Yasin Ozturk/Anadolu Agency via Getty Protestors outside the Supreme Court
The growing strain on reproductive rights is significantly impacting the country's remaining abortion providers.
Dr. Caitlin Bernard, an obstetrician-gynecologist in Indianapolis, told The Cincinnati Enquirer that she terminated a pregnancy for a 10-year-old girl who traveled from Ohio following the Supreme Court's decision to overturn 1973's Roe v. Wade and the constitutional right to abortion.
She was referred to the patient on Monday by a child abuse doctor in Ohio after the state outlawed abortion following six weeks of pregnancy, in response to the SCOTUS ruling. The girl was six weeks and three days pregnant.
Although abortion is still legal in Indiana, Dr. Bernard worries doctors there soon won't be able to provide the service either as state lawmakers are expected to further restrict or ban abortion during an Indiana General Assembly special session on July 25.
"It's hard to imagine that in just a few short weeks we will have no ability to provide that care," Dr. Bernard said.
Indiana abortion providers have seen an influx of out-of-state patients since the SCOTUS ruling. Dr. Katie McHugh, another Indiana ob-gyn, told the Enquirer she has fielded "an insane amount of requests" from Ohio and Kentucky, with out-of-state calls jumping from between five and eight a day to around 20.
Meanwhile, a Kentucky judge has temporarily stopped the state from enacting a "trigger ban" on abortion, and Ohio clinics have taken out a lawsuit to find the state's six-week ban unconstitutional.
President Joe Biden previously doubled down on his pro-choice support, announcing from a press conference in Madrid on Thursday that he will have news to share after meeting with some governors this weekend.
RELATED VIDEO: Supreme Court Overturns Roe v. Wade, Eliminating the Constitutional Right to Abortion
"The most important thing to be clear about is I believe we have to codify Roe v. Wade in the law," he said firmly. "The way to do that is to make sure the Congress votes to do that, and if the filibuster gets in the way, it's like voting rights – it should be [that] we provide an exception to this … requiring an exception to the filibuster for this action to deal with the Supreme Court decision."
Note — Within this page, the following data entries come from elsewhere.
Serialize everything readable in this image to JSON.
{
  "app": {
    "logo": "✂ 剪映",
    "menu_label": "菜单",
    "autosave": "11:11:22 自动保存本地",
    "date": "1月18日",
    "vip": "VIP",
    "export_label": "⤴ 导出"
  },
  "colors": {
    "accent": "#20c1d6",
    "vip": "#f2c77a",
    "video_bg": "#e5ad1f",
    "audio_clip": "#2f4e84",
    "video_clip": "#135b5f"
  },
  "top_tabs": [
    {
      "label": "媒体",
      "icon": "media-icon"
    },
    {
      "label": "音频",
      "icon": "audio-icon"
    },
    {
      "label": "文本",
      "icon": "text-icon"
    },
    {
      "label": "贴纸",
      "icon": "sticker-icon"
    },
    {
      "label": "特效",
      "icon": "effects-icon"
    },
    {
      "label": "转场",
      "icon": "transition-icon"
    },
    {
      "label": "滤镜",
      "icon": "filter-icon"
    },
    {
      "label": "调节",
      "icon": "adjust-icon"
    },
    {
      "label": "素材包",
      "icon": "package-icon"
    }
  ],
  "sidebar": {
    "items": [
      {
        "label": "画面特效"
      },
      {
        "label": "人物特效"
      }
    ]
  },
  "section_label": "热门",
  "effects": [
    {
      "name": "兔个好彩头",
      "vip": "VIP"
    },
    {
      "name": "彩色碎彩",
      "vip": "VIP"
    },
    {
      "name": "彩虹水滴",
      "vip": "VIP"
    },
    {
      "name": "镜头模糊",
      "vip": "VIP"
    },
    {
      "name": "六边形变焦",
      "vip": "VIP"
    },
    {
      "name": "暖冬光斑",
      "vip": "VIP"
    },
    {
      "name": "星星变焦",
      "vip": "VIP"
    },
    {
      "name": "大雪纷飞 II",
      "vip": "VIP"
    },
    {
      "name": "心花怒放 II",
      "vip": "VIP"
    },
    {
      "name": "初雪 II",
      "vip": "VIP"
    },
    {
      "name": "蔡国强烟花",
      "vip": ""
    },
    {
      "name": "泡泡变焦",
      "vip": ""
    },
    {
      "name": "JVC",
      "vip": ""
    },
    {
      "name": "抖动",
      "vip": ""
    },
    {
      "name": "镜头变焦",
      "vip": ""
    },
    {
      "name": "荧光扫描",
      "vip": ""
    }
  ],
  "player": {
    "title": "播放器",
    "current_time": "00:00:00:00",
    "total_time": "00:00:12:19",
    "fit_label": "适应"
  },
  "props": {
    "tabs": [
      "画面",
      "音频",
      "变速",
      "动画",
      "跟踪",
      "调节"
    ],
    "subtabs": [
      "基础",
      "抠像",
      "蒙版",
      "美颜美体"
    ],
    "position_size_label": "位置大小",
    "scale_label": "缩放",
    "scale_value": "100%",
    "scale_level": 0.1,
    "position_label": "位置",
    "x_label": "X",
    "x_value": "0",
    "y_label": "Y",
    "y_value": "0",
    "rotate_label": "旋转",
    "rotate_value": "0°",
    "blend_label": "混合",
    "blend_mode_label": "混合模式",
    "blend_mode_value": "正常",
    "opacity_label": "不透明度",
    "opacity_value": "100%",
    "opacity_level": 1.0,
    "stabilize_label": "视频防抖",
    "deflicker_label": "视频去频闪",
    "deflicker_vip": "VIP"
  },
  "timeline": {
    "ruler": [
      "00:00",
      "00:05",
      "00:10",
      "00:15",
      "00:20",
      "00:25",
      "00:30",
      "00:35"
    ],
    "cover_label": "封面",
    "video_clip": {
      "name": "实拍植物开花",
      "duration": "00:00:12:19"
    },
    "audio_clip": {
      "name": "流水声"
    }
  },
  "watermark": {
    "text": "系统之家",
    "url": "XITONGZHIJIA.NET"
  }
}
Last month's 6-to-3 ruling reversed nearly 50 years of precedent, giving states the power to pass their own laws around abortion. Since the decision, Arkansas, Kentucky, Louisiana, Missouri and South Dakota have already banned abortion in their states, after putting trigger laws in place that governors enacted following the SCOTUS ruling.
Protests have since erupted around the country, and Biden, 79, has spoken out against the ruling, which he called the "realization of an extreme ideology and a tragic error by the Supreme Court."